Can you retry with 2.6.18? USB suspend changed a lot...
Problem still exists in 2.6.18. But I think alan concluded it was a bug in my hardware.
That's what it looks like. The only remaining question is whether the driver should change, say by detecting your particular type of motherboard and then avoiding EGSM. Or would you be happy enough just leaving the built-in card reader unplugged? Here's an interesting idea that just occurred to me. Suppose you do unplug the card reader but then plug in an external USB device (it would have to be a full-speed or low-speed device, or else you would have to rmmod ehci-hcd). Would you then see the same immediate resume behavior?
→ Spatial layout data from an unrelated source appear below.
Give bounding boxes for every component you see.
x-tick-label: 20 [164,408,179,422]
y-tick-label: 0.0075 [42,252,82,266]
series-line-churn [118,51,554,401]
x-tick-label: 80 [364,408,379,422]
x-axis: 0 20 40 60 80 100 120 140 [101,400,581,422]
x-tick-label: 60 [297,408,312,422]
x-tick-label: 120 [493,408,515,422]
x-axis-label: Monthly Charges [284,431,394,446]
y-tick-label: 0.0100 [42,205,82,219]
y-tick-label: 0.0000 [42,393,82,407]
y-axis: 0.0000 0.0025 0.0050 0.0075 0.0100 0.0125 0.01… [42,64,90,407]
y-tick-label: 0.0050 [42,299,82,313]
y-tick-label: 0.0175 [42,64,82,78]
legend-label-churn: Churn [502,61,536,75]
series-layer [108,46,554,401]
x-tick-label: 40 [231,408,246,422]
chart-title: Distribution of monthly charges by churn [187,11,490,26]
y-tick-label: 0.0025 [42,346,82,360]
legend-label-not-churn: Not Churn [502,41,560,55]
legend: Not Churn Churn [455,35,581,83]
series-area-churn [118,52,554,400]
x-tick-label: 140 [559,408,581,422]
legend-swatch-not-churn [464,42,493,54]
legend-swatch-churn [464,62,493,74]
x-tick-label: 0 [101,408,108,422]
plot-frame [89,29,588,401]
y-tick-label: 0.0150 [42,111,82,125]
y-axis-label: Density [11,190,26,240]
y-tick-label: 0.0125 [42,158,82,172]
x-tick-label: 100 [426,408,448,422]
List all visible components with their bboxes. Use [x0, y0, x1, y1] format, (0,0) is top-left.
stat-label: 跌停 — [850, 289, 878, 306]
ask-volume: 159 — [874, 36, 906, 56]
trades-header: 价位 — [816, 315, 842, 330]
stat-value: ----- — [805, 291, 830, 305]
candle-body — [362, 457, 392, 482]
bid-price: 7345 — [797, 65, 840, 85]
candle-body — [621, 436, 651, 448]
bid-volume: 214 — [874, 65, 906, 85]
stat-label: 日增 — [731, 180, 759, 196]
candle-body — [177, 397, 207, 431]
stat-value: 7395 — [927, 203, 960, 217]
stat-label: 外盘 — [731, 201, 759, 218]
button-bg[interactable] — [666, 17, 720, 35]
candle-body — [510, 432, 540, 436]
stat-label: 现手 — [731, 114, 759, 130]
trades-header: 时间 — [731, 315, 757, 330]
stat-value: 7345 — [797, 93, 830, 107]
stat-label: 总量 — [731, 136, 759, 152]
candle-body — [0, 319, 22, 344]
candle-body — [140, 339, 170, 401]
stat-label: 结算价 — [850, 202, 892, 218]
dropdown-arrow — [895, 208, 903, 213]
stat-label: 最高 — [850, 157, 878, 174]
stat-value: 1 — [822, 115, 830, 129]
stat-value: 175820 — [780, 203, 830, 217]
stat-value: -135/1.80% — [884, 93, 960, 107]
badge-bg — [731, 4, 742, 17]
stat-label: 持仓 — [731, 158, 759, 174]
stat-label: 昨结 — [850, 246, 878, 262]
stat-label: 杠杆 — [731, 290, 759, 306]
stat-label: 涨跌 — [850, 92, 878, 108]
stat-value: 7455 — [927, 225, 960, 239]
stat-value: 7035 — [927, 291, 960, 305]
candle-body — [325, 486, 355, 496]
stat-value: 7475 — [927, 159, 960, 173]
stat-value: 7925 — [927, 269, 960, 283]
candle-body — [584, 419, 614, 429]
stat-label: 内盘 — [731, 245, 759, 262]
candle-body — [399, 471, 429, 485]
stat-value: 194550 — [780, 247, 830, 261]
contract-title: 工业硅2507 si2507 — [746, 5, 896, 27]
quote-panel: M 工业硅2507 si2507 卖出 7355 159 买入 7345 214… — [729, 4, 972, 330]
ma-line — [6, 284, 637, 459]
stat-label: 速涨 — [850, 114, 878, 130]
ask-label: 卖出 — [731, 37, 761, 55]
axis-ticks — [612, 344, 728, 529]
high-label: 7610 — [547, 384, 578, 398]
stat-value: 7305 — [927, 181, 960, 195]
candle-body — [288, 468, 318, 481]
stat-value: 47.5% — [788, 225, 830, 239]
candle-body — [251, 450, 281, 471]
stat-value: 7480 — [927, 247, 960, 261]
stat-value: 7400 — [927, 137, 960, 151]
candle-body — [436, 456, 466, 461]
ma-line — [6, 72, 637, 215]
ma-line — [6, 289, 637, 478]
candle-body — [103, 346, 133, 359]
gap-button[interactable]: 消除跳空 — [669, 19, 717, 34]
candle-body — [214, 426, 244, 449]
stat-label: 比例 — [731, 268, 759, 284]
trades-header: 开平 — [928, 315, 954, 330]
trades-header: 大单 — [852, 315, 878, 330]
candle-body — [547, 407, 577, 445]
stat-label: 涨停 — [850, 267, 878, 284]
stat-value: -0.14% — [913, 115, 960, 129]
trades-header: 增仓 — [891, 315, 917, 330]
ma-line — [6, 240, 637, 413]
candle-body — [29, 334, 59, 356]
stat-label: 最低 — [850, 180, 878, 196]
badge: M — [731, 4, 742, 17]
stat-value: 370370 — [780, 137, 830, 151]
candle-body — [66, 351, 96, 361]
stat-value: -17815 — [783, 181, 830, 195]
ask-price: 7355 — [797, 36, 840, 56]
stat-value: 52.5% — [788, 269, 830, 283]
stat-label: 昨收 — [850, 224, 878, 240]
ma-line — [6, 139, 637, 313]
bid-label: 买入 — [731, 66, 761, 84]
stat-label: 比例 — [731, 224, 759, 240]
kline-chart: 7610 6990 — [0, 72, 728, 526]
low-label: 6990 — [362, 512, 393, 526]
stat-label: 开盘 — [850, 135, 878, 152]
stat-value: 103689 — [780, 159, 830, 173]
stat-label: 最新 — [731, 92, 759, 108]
I just tried with the card reader unplugged and a usb camera plugged in; the same behaviour occurs. And, yes, I rather have the workaround in the kernel, that way I don't have to patch the kernel I compile with every release. Unplugging a built in cardreader every time you resume is a bit inconvenient...
The workaround needs to be specific to your sort of motherboard; as far as I know nobody else has the same kind of problem. Please attach the output from dmidecode for your system.
Created attachment 9153 [details] dmidecode
Created attachment 9155 [details] Disable EGSM on ASUS motherboard Here's a patch for 2.6.18 you can try out. It avoids turning on EGSM if it sees a motherboard of your type with a device connected.
Yup, that works. Thanks for working on this btw!
Okay, I'll queue up the patch for submission and mark this bug report closed.